La mente mia altro non vivea che la sua persona & chella di Fernando, co le visioni che confondevasi co lo ispirito de Lisa, che io guardava ricordo di Jacopo & padre mio come cosa di altra persona, et chesto ricordo diveniva di forma vaga come accadeva co li corpi di Cristo & Maria. Era sì sconosciuta la figura de padre mio che Jacopo diveniva tale, et lo padre mio diveniva visione di me ne la vecchiaia, in tal attimi saggissima persona et in tal altri homo rovinato da peccati.
Mentre la persona mia prigioniera in Milano, lo mondo mutava, et in condanna si maggiore diveniva per la Fede Nostra Pura, et tal accadimento est oggi minaccia a tutti li fratelli, sì che ne lo viaggio co Adil ho avuto a vedere di come decine di homini cessano ne le fiamme purificatrici.
Ne la città di Milano tal moto di minaccia diveniva cosa vera, sì che li vescovi eran capaci di intendere con semplici prove la fede di uno homo. Accadde così, mais fu Lisa et non Fernando a dirlo me, che chesto decise di uccidere mia persona, tanto avea timor de lo foco.
Co lo spadino a la mano venne ne le mie stanze, mais la pietà lo vinse, et ei disse me ch’io sarei stato si libero mais con giuramento di nulla riferire a lo tutore mio.

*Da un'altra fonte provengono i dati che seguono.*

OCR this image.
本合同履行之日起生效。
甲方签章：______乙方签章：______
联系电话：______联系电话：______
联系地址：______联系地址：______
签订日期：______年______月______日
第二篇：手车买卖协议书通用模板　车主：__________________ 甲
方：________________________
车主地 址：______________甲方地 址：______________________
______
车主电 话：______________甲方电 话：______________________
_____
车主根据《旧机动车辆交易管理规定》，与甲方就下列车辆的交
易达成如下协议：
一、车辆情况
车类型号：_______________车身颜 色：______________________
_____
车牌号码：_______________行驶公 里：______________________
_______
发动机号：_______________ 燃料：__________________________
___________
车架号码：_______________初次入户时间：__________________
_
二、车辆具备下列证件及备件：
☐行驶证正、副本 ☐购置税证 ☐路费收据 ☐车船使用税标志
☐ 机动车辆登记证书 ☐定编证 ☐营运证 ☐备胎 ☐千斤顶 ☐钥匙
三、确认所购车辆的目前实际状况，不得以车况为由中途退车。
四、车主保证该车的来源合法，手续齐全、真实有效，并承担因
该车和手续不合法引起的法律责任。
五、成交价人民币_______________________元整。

Così io hebbi a giurare, et per prima volta a mentire, che dissi me che se mai avessi visto lo padre mio ognuna cosa haverebbe saputo; mais per lo valore di vita che Lisa mi hebbe a mostrare io decisi di portar menzogna, che la fiducia mia ne li homini era ora perduta.
Ne la mente mia semper era lo essere che ne la Chiesa Latina v’heran ognuno genere di homini, che con nome di essa li homini potevan nascondere anima loro infedele; mais tal fasullità avevo visto in Fernando, sì che io hebbi a capire che la menzogna est in tutti li luoghi, che tutte le strade son proprietà di Arimanno.
Così Fernando mandò me ne la casa di cugino suo Osvaldo, et era chesti vero fedele di Asuramasda et signore amico de lo vescovo di Carcassona, sì che in gran fretta raccomandò me per lo viaggio in terre di Filippo.

Fu chesto, io credo, gran dono di Mani, che le visioni mie ora non erami di conforto et la sperantia in Luccicanza era sì ne lo pericolo. Hebbi a comprendere, con tal gesto, che li Dei mai mi haverebbero tradito, che Asuramasda istesso volea per mia persona vita buona, sì che a le trame di Arimanno hebbe a salvarmi. Mais Dio prodiga con gran semplicezza lo Bene, non prodiga sì la conoscentia; che lo Bene est cosa mortale co li mortali; conoscentia est cosa divina.
Adil non dorme ora, con Mattino a lo Orizzonte, ei guarda le mani sue ferite mentre cheste muovono le corde de liuto, che ha sono rumoroso & lento come lo foco che more.
Canta de le canzoni di giganti di Svevia con lo tono sommesso de la preghiera, et invoca lo sole che diradi da cheste terre le acque che tutto annega. Li viveri son pochi, et se ne li jorni che verranno pioggia scenderà rimarremo mancanti cibo, sì che io pratico lo digiuno così che ei possa nutrirsi, che corpo non di abitudine nel digiunare in pochi jorni cade a terra.
Eppure ei di chesto non ha preoccupatione, che mangia co modestia et dice di non sentire li sapori quando li pensiero lo vince.
Est egli di mille difetti, sì che egli istesso sa far elencazione de cose di poca justitia de sua persona; son sì tanti li moti de animo suo, tanti quanti li dei de lo mondo; che forse est in chesto suo barbaro modo di vita lo avvicinarsi de li sogni di Asuramasda, che tutto est?
Adil guarda me co tristezza, che più cose di Dio Diavolo vengon a noi più la hora di fine agognata divien lontana a li occhi.